= Alspach's conjecture =

Solved conjecture in graph theory

Alspach's conjecture is a mathematical theorem that characterizes the disjoint cycle covers of complete graphs with prescribed cycle lengths. It is named after Brian Alspach, who posed it as a research problem in 1981. A proof was published by Bryant, Horsley & Pettersson (2014).

==Formulation==
In this context, a disjoint cycle cover is a set of simple cycles, no two of which use the same edge, that include all of the edges of a graph. For a disjoint cycle cover to exist, it is necessary for every vertex to have even degree, because the degree of each vertex is two times the number of cycles that include that vertex, an even number. And for the cycles in a disjoint cycle cover to have a given collection of lengths,
it is also necessary for the sum of the given cycle lengths to equal the total number of edges in the given graph. Alspach conjectured that, for complete graphs, these two necessary conditions are also sufficient: if $n$ is odd (so that the degrees are even) and a given list of cycle lengths (all at most $n$) adds to $\tbinom{n}{2}$ (the number of edges in the complete graph) then the complete graph $K_n$ can always be decomposed into cycles of the given length. It is this statement that Bryant, Horsley, and Pettersson proved.

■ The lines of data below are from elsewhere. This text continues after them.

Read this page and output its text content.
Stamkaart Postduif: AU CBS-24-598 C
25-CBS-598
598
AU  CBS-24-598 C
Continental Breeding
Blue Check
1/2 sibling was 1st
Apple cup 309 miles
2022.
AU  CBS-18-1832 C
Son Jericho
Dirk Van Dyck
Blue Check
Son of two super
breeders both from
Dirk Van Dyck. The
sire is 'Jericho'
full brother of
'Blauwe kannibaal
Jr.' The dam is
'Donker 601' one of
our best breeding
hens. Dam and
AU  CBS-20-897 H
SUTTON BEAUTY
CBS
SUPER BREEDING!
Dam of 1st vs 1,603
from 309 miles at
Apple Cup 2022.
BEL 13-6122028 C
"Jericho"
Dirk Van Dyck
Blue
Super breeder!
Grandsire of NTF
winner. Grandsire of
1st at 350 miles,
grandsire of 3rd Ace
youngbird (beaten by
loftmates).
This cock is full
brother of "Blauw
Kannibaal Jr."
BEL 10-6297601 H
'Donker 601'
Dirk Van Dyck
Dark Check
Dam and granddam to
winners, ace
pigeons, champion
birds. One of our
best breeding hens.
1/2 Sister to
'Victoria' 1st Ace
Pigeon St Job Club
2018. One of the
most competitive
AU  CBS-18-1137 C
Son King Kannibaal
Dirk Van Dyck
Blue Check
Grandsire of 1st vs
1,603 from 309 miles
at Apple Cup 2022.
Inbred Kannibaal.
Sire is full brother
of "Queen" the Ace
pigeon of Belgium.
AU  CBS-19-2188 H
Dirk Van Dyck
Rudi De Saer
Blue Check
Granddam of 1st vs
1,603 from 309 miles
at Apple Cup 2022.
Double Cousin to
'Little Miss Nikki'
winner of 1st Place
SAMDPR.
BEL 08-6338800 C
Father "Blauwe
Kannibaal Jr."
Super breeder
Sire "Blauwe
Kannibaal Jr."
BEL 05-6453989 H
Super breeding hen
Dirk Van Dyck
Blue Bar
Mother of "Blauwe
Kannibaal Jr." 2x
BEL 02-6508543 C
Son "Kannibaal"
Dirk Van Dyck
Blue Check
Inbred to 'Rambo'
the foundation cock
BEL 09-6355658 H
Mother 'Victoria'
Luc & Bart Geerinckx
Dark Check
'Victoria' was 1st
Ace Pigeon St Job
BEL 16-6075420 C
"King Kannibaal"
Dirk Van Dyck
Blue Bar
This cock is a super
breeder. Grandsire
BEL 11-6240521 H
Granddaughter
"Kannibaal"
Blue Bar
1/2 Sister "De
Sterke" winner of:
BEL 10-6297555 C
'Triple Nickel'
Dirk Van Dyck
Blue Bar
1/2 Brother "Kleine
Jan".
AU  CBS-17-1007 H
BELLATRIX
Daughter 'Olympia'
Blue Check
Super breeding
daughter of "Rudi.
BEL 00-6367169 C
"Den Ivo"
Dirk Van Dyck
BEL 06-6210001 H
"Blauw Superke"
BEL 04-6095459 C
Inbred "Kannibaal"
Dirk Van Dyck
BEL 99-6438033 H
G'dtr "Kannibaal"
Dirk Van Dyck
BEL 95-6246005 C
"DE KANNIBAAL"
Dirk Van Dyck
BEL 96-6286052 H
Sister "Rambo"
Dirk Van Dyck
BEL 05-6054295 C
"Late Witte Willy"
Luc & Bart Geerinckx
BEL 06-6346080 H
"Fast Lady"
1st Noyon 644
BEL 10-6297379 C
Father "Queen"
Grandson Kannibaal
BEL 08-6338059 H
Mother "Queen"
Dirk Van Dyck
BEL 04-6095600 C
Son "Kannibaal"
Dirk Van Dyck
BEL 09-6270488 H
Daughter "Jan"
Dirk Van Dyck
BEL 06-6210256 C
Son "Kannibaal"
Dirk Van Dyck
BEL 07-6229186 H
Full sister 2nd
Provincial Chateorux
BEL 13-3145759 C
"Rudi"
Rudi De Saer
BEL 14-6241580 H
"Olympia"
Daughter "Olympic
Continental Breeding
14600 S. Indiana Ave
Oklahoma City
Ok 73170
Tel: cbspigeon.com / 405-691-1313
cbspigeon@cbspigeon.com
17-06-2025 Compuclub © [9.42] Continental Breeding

==Generalization to even numbers of vertices==
For complete graphs $K_n$ whose number $n$ of vertices is even, Alspach conjectured that it is always possible to decompose the graph into a perfect matching and a collection of cycles of prescribed lengths summing to $\tbinom{n}{2} - \tfrac{n}{2}$. In this case the matching eliminates the odd degree at each vertex, leaving a subgraph of even degree, and the remaining condition is again that the sum of the cycle lengths equals the number of edges to be covered. This variant of the conjecture was also proven by Bryant, Horsley, and Pettersson.

==Related problems==
The Oberwolfach problem on decompositions of complete graphs into copies of a given 2-regular graph is related, but neither is a special case of the other.
If $G$ is a 2-regular graph with $n$ vertices, formed from a disjoint union of cycles of certain lengths, then a solution to the Oberwolfach problem for $G$ would also provide a decomposition of the complete graph into $(n-1)/2$ copies of each of the cycles of $G$. However, not every decomposition of $K_n$ into this many cycles of each size can be grouped into disjoint cycles that form copies of $G$, and on the other hand not every instance of Alspach's conjecture involves sets of cycles that have $(n-1)/2$ copies of each cycle.